A developer's request to take some of the car trips allotted to one future development and move them to another has sent Montgomery County planners huddling to work out a policy for the complicated matter.

For the past several years, the county has been dividing the number of future automobile trips among the owners of undeveloped property along some traffic-choked roads and highways, planners said.

The developer is one of several to put up $800,000 collectively to make improvements on Route 118, which runs along their properties, planners said. In return for the funds for the road improvements, the planning board allotted the developers car trips based on the size of their properties and intended use.

The improvements to the road are now under way, and developers are starting to apply to the planning board for final approval of their projects, said Bud Liem, transportation coordinator for the county.

"We have studies that state a certain number of car trips will be generated per 1,000 square feet of development, depending on whether it's commercial, residential, retail or whatever," Liem said. "It's an excellent planning tool to know how many car trips you are going to have to deal with and who is responsible for what."

The developer, Stanley Martin Communities Inc., under the name Northlake Medical Associates, wants to build a medical clinic and doctors' offices on 3.3 acres in a residential section of Germantown, according to a staff report.

Because residential development generates less traffic than a medical clinic, the developer proposes to build a smaller office building on an adjoining parcel of land he owns and transfer the allotted car trips from that property to the medical clinic.

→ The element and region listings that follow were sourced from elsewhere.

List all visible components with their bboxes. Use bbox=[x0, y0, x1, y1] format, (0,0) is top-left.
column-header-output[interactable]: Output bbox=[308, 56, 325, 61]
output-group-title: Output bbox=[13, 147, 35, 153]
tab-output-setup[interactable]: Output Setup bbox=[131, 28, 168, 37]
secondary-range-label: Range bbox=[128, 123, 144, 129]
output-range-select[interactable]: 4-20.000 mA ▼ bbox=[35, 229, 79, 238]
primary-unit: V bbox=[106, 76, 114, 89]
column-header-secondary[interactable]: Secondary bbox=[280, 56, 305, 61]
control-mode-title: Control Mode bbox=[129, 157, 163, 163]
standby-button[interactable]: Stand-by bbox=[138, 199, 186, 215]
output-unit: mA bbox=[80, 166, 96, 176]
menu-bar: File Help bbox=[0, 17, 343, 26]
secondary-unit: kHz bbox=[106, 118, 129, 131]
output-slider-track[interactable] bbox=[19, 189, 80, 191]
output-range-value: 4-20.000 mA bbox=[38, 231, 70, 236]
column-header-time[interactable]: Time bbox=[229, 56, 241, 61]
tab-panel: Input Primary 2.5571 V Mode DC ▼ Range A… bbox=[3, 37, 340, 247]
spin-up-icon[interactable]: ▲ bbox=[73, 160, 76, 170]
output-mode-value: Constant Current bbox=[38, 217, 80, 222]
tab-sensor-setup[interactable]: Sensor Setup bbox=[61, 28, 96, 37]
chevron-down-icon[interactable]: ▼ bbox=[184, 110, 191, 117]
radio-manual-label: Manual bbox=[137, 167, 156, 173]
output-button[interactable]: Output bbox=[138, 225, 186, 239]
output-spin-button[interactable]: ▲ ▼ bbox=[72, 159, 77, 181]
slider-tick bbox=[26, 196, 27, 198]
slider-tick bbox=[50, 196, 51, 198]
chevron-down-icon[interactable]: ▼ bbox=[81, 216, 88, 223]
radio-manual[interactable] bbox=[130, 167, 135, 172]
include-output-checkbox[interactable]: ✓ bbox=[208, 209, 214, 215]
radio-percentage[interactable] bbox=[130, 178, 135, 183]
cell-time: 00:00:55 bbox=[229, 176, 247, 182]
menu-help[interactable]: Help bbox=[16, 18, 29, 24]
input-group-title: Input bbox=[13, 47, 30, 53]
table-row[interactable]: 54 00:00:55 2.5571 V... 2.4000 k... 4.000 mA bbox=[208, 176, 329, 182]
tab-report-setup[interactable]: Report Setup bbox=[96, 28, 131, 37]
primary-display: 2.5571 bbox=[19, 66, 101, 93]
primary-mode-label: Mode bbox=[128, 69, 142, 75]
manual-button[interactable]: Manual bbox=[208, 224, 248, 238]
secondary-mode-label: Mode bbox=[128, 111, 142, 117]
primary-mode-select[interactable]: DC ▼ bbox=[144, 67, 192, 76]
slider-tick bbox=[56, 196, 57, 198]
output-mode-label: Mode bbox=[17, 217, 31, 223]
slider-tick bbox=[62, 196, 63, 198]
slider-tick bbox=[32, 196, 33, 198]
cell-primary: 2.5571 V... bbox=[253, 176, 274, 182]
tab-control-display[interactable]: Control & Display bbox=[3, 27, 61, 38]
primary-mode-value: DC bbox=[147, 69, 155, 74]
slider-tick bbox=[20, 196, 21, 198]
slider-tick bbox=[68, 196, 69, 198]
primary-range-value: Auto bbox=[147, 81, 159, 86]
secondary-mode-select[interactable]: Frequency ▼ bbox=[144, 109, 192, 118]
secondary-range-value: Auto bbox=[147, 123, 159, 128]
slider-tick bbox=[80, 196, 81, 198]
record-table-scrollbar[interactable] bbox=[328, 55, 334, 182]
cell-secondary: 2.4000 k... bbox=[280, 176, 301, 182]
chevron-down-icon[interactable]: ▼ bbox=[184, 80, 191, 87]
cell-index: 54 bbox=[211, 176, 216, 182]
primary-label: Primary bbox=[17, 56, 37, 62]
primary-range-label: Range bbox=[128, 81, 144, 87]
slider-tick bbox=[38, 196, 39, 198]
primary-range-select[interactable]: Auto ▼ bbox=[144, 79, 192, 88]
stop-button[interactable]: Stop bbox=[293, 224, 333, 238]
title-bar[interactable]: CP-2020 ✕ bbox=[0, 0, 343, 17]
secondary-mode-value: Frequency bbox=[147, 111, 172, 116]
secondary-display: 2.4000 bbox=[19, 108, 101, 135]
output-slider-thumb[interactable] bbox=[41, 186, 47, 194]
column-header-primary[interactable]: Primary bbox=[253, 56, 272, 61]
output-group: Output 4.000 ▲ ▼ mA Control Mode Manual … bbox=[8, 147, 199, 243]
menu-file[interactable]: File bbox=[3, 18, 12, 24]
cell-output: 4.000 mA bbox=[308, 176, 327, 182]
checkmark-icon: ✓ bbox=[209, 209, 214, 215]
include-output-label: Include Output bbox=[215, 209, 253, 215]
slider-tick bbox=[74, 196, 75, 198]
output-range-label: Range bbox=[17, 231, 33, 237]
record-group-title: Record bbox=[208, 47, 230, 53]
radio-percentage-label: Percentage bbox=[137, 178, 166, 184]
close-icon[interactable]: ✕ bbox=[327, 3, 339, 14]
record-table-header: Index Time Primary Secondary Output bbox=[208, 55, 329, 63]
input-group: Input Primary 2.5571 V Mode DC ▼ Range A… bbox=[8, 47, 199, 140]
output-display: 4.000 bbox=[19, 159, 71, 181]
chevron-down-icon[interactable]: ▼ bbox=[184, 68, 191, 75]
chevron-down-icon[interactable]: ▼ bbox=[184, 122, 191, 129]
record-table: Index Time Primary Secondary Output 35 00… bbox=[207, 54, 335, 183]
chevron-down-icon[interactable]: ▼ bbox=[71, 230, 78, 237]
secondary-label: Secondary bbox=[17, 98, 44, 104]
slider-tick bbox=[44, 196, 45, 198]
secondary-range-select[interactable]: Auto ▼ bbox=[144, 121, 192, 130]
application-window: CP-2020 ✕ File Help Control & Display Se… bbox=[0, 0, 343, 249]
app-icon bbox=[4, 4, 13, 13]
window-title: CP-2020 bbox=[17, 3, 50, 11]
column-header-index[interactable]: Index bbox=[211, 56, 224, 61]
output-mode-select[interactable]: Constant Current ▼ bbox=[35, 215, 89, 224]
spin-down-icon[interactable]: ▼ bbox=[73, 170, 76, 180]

The office building would be reduced by 64,615 square feet to allow the requested 26,800 square feet of medical clinic, said Stephen P. Elmendorf, attorney for the developer.

"This would benefit the county because the medical clinic will generate less traffic in the morning rush hour than a larger office building would," he said.

The planning board, which heard the request last week, voted to defer the matter until members could make a policy decision about the transfer of road trips.

But planning board Chairman Norman L. Christeller said that he and other board members have serious reservations about the trip-transfer request and that he doubts the board will agree to it.

"We can't be put in the position of approving this for one developer and then have someone else come in and demand the same thing," he said.

Christeller said he envisions the possibility of developers "hoarding trips" -- getting approval for a certain amount of car trips for one property, then parceling the trips out to other developments in the area.

"It might encourage people to grab up trips and hoard capacity, which would make it next to impossible to plan for an area," he said.

This is not the first time the county has faced such a question. Last fall, the same developer asked permission to transfer allotted car trips from one residential property to an adjacent residential property. The board agreed, after the developer legally combined the properties into a single parcel.

Christeller said the developer may be allowed to do the same thing in the case of the medical clinic. He said that if the developer combines the commercial and residential properties into a single commercially zoned parcel, the board may readjust his car-trip allotment.

"There is a way this might be done," Christeller said. "But it should be done in a way that does not set a precedent."

Elmendorf, however, countered that a decision granting his client's request to transfer trips from one property to another may not result in a precedent.

"No case is a precedent unless the body that makes the decision views it as a precedent," he said.